Autistici, depressi, anoressici, nevrotici uccisi con l’eutanasia in Belgio

Nel biennio 2020-2021 sono state uccise con l’eutanasia 5.145 persone in Belgio. Nel 2021 rispetto all’anno precedente c’è stato un nuovo aumento del 10,4 per cento dei casi. La crescita costante delle persone soppresse con l’iniezione letale non fa più notizia, ma è considerevole: nel primo biennio di applicazione (2003-2004) erano morte “appena” 584 persone.
Eutanasia per sintomi legati al Covid
L’ultimo rapporto biennale di valutazione, il decimo, pubblicato pochi giorni fa dalla Commissione federale di controllo e valutazione dell’eutanasia, mostra chiaramente la deriva provocata da 20 anni di eutanasia legale in Belgio: non solo muoiono sempre più persone, e sempre più giovani, ma aumenta anche il numero di depressi, disabili e malati mentali che “scelgono” l’eutanasia.
Nel 2020-2021, se 3.262 persone hanno scelto l’eutanasia perché malate di cancro, 900 lo hanno fatto perché affette da polipatologie, un insieme di problemi legati comunemente alla vecchiaia.
Il peso di una vita senza significato
In un terzo dei casi, per quanto riguarda le polipatologie, il decesso non era previsto nel breve termine. In particolare, 29 di loro hanno ricevuto l’iniezione letale per sintomi legati al Covid-19.

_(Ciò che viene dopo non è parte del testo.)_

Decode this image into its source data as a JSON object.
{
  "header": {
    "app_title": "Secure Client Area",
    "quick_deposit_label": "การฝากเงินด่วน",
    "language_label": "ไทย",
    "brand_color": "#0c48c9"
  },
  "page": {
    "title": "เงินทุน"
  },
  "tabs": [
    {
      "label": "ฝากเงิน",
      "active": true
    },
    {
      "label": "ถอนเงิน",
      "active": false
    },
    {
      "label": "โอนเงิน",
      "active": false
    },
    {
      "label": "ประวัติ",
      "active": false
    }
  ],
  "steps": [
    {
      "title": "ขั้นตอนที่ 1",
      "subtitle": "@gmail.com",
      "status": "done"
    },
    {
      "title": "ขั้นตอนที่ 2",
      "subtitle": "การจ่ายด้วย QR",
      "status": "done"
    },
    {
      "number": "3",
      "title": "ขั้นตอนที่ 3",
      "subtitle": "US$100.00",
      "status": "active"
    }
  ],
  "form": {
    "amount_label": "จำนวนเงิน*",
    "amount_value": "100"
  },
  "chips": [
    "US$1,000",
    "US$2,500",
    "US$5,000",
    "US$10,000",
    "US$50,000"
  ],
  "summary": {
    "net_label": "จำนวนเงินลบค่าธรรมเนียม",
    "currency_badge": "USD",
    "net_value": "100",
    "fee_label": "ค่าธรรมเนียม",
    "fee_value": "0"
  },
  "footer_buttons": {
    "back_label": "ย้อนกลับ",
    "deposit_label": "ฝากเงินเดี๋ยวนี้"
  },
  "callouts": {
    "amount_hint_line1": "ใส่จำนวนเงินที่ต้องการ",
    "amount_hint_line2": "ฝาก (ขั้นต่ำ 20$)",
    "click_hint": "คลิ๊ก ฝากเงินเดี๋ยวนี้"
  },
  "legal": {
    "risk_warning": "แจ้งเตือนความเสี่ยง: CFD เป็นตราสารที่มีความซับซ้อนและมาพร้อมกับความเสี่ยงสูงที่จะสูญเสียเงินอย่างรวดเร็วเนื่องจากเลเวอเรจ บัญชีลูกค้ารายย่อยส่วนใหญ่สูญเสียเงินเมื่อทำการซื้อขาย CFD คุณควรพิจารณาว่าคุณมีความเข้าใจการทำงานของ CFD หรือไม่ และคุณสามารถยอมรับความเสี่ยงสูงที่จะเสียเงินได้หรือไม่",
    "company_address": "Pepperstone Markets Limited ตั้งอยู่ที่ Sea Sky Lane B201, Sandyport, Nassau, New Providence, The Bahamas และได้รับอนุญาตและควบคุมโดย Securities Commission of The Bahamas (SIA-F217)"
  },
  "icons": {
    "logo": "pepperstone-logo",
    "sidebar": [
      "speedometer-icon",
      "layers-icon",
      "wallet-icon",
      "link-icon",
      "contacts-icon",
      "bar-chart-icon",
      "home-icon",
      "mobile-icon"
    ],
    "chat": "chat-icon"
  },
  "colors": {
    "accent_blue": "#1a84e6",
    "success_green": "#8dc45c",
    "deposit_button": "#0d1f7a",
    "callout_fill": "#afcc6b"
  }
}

Indicative le ragioni che hanno spinto queste persone a chiedere l’eutanasia, oltre alla sofferenza fisica: una su due non voleva più essere dipendente dalle cure, il 40% temeva anche di soffrire in futuro, il 25% percepiva la propria vita come priva di senso, altri si sentivano isolati o un peso per gli altri.
La “buona morte” per autistici, depressi, anoressici
La parte più preoccupante del rapporto è quella che riguarda i malati (91, in netto aumento) che hanno “scelto” l’eutanasia perché affetti da problemi mentali. Diciotto di loro soffrivano di depressione, 49 di demenza o Alzheimer, dieci di problemi della personalità o del comportamento, sei di nevrosi dovute allo stress, tre di schizofrenia, quattro di autismo e due di anoressia.
Alcuni di loro, precisa il rapporto, avevano cercato più volte di suicidarsi e questi tentativi «hanno fatto prendere coscienza alle persone interessate che esisteva anche un altro modo, più degno, di mettere fine ai propri giorni».